Procédure devant la cour :
Par une requête enregistrée le 28 avril 2016, le GAEC des Pommiers-Bernard, représenté par MeA..., demande à la cour :
1°) d'annuler ce jugement du tribunal administratif de Poitiers du 3 mars 2016 ;
2°) d'annuler l'arrêté du préfet de la Charente-Maritime du 31 juillet 2013 ;
3°) de mettre à la charge de l'Etat la somme de 5 000 euros au titre des dispositions de l'article L. 761-1 du code de justice administrative.
Il soutient que :
En ce qui concerne la légalité externe de l'arrêté du 31 juillet 2013 :
- cet arrêté a été pris à l'issue d'une procédure qui n'a pas respecté le principe du contradictoire car il n'a pas reçu communication du rapport administratif lui permettant de présenter ses observations en méconnaissance des articles L. 171-6 et L. 514-5 du code de l'environnement ; de plus, l'article L. 514-5 imposait à l'administration de respecter un délai de prévenance de 48 heures et lui permettait d'être assisté d'une tierce personne ; enfin, l'arrêté a été pris en méconnaissance de l'article 24 de la loi du 12 avril 2000 dès lors qu'il n'a pas été mis à même de présenter ses observations écrites et orales ;
- l'arrêté n'est pas suffisamment motivé en fait car il comporte une motivation succincte par référence.

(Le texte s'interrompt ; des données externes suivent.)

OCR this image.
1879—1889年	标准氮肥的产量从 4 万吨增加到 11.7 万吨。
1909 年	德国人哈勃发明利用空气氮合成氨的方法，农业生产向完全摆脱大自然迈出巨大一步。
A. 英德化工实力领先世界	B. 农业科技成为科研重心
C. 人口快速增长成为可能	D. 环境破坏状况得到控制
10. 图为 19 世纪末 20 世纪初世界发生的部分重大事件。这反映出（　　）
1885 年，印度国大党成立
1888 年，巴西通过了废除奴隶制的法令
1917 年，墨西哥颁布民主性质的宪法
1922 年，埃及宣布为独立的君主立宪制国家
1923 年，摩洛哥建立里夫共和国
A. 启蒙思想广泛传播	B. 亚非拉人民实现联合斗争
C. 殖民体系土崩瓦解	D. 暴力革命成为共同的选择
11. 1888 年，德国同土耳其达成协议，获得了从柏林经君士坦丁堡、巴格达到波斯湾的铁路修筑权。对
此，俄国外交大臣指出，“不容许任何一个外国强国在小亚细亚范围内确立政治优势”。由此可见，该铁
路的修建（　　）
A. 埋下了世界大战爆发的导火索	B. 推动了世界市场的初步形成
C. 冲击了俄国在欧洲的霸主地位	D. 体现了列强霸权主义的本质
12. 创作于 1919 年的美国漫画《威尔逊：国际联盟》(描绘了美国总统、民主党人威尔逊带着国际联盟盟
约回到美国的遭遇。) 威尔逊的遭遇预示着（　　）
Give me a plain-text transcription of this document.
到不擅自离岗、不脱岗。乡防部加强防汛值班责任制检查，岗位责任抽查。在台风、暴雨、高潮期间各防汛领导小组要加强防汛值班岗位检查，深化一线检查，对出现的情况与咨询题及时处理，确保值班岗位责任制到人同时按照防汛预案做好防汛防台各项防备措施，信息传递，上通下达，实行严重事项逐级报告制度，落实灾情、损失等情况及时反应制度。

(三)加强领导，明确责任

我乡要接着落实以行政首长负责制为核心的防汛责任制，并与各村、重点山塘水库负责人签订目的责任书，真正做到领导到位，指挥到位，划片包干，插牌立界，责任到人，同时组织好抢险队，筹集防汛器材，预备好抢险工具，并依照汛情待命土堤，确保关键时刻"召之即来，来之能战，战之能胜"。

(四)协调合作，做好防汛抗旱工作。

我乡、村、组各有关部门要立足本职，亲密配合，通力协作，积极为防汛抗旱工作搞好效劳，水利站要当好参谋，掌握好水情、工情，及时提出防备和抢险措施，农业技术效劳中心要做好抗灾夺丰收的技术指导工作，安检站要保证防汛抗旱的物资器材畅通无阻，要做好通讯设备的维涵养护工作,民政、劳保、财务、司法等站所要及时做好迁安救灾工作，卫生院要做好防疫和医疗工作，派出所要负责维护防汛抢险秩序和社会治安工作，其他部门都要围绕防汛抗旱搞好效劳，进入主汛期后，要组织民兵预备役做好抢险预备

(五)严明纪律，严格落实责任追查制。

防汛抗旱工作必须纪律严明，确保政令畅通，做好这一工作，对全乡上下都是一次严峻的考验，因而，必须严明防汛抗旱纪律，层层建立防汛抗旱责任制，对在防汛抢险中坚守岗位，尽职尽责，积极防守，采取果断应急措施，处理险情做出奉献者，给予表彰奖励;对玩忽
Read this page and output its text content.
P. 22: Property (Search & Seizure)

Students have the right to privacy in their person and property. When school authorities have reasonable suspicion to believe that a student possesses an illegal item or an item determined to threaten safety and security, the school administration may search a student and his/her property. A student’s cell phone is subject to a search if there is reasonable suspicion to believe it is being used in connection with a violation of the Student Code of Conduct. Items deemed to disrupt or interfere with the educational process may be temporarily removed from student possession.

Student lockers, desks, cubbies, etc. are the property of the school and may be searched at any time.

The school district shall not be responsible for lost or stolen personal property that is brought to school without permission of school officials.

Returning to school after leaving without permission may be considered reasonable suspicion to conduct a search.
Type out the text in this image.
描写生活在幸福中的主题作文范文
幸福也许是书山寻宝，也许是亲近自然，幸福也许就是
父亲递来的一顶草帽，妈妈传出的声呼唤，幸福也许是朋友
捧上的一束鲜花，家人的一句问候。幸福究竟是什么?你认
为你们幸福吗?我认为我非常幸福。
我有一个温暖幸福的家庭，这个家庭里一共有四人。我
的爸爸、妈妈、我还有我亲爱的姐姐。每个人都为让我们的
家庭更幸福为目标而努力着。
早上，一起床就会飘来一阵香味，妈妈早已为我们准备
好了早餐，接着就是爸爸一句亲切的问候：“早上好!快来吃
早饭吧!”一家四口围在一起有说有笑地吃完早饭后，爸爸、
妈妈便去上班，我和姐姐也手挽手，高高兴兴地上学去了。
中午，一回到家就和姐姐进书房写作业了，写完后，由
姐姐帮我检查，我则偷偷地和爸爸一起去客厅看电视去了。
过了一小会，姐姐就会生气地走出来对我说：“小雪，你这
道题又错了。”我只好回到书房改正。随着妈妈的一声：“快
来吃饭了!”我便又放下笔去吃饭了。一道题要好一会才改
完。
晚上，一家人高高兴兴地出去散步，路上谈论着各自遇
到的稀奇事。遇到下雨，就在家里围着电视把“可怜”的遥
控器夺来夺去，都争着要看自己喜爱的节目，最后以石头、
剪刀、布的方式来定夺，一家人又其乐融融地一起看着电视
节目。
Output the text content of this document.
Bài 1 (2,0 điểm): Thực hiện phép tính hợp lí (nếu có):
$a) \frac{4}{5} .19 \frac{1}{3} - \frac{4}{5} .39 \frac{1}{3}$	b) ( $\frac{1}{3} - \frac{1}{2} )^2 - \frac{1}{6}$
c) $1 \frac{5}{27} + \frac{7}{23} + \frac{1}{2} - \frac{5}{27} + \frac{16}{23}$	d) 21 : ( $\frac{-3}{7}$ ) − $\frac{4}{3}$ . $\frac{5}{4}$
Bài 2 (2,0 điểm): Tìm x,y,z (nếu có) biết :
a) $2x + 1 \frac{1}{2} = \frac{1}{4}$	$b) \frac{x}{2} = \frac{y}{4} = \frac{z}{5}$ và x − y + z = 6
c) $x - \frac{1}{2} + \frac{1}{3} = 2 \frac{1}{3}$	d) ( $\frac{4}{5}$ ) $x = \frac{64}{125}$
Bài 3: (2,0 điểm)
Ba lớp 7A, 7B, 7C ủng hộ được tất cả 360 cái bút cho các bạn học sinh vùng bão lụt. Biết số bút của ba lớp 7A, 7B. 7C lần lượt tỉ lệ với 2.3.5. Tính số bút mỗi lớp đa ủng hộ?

En ce qui concerne la légalité interne de l'arrêté du 31 juillet 2013 :
- il s'est engagé dans la mise en place d'une unité de méthanisation destinée à remplacer les deux fosses géomembranes à lisier dont l'étanchéité a été mise en cause par l'administration ; ce projet, d'une grande plus-value environnementale et économique, nécessite des investissements lourds et des études préalables approfondies qui n'ont pu encore être menés à leur terme en raison de difficultés administratives et financières ; l'arrêté du 31 juillet 2013 ne tient pas compte de ces circonstances.
Par un mémoire en défense enregistré le 14 septembre 2017, le ministre d'Etat, ministre de la transition écologique et solidaire conclut au rejet de la requête.
Il soutient que :
- contrairement à ce qu'il soutient, le GAEC des Pommiers-Bernard a été mis à même, à plusieurs reprises, de faire valoir ses observations notamment lors des contrôles de son exploitation diligentés en mars et juillet 2013 ; il a été destinataire du rapport de l'inspection des installations classées du 16 juillet 2013, lequel lui accordait un délai de trois jours pour présenter ses observations ; ce délai était approprié aux circonstances de l'espèce ; le GAEC Pommiers-Bernard a de plus été informé de son droit à se faire assister par une tierce personne ;
- l'arrêté du 31 juillet 2013 est suffisamment motivé en droit comme en fait ;
- au fond, le requérant ne conteste ni les prescriptions de l'arrêté de mise en demeure ni les pollutions engendrées par leur non respect mais soutient que le délai qui lui a été imparti pour se mettre en conformité avec la réglementation est insuffisant compte tenu des difficultés qu'il a rencontrées dans la mise en place de son projet d'unité de méthanisation ; toutefois, l'administration n'a jamais imposé au GAEC l'installation d'une telle unité ; le GAEC n'est pas dispensé, dans l'attente de la réalisation de cette unité, de prendre les mesures destinées à mettre fin aux pollutions constatées ; le GAEC n'a jamais cherché à mettre fin à ces pollutions et n'apporte aucun élément de nature à établir que le délai d'un mois prévu par la mise en demeure serait insuffisant.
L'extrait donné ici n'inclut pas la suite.